3. Heat oven to 450 degrees. (Original recipe calls for toasting breadcrumbs in the oven. I melted a bit of butter and cooked them on the stovetop). While oven is coming to temperature, Heat 1T oil in skillet. Pat artichokes dry and add them to skillet, cut side down. Fry  over moderate heat about 4 minutes until deep golden.

4. Place artichokes cut side up in  large baking dish, Top with fennel mixture. Sprinkle with toasted bread crumbs and bake 15 minutes, or until heated through

5. Arrange 2 artichoke halves on a plate. In a bowl, toss the parsley leaves with the remaining 1T oil and 1/2 tsp lemon juice seasoned with salt and pepper. atop with a bit more parsley and serve.
 (I apologize for not having a photo of completed dish - the picture I thought I thought took was no where on my camera.)( To eat the artichokes, my friend explained that each leaf is separated and only the very bottom of the leaf is consumed. There is a small "meaty" area that is scraped out and eaten. Scraped out either with the teeth or a knife. I was surprised at how very little there was to actually eat.)

As for taste, the fennel mixture was very good.

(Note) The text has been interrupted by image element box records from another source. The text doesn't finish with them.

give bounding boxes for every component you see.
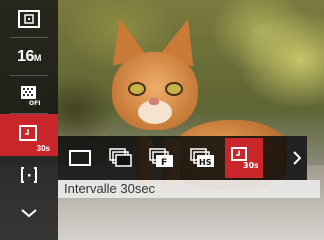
fast-continuous-shot-icon: F (149, 148, 173, 168)
high-speed-continuous-shot-icon: HS (190, 148, 214, 167)
option-continuous[interactable] (102, 138, 140, 178)
option-fast-continuous[interactable]: F (143, 138, 181, 178)
option-description: Intervalle 30sec (58, 180, 320, 198)
interval-value: 30s (36, 144, 50, 153)
image-size-label: 16M (17, 48, 41, 65)
option-interval-30sec[interactable]: 30s (225, 138, 263, 178)
dust-removal-off-icon: OFF (21, 86, 40, 105)
chevron-right-icon (293, 151, 301, 165)
settings-sidebar: 16M OFF 30s (0, 0, 58, 240)
focus-menu-item[interactable] (0, 156, 58, 194)
self-timer-icon (19, 125, 37, 141)
drive-mode-options: F HS 30s (58, 136, 306, 180)
focus-point-icon (21, 167, 37, 183)
svg-text:30s: 30s (243, 161, 258, 170)
metering-menu-item[interactable] (0, 0, 58, 38)
svg-text:OFF: OFF (29, 100, 40, 105)
option-single-shot[interactable] (61, 138, 99, 178)
metering-icon (18, 10, 40, 28)
option-high-speed[interactable]: HS (184, 138, 222, 178)
drive-mode-menu-item[interactable]: 30s (0, 114, 58, 156)
continuous-shot-icon (109, 148, 132, 167)
next-options-button[interactable] (287, 136, 307, 180)
chevron-down-icon (21, 209, 37, 218)
svg-text:HS: HS (199, 158, 212, 167)
scroll-down-button[interactable] (0, 194, 58, 232)
dust-removal-menu-item[interactable]: OFF (0, 76, 58, 114)
single-shot-icon (69, 150, 91, 166)
cat-eye (128, 82, 146, 96)
interval-30sec-icon: 30s (231, 147, 258, 170)
cat-nose (149, 98, 159, 105)
cat-eye (165, 82, 183, 96)
svg-text:F: F (161, 158, 167, 168)
image-size-menu-item[interactable]: 16M (0, 38, 58, 76)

The artichokes, not so much. I was very disappointed with their flavor. Basically, the 'chokes were tasteless. I did not feel they offered anything to the dish, except as  a vessel for the fennel. Maybe this was just a bland artichoke in they way that winter tomatoes really don't resemble ripe summer tomatoes. No matter, I will not be trying artichokes again any time soon.

It should be said that I do not fault the Food and Wine recipe in any way. I suppose I just do not appreciate the delicate flavor of the artichoke. And my friend? She steams them and dips them in melted butter and loves them. I guess this is a case of "to each his own". If anyone has anything to change my mind about these, please let me know. And I cannot imagine making artichoke dip.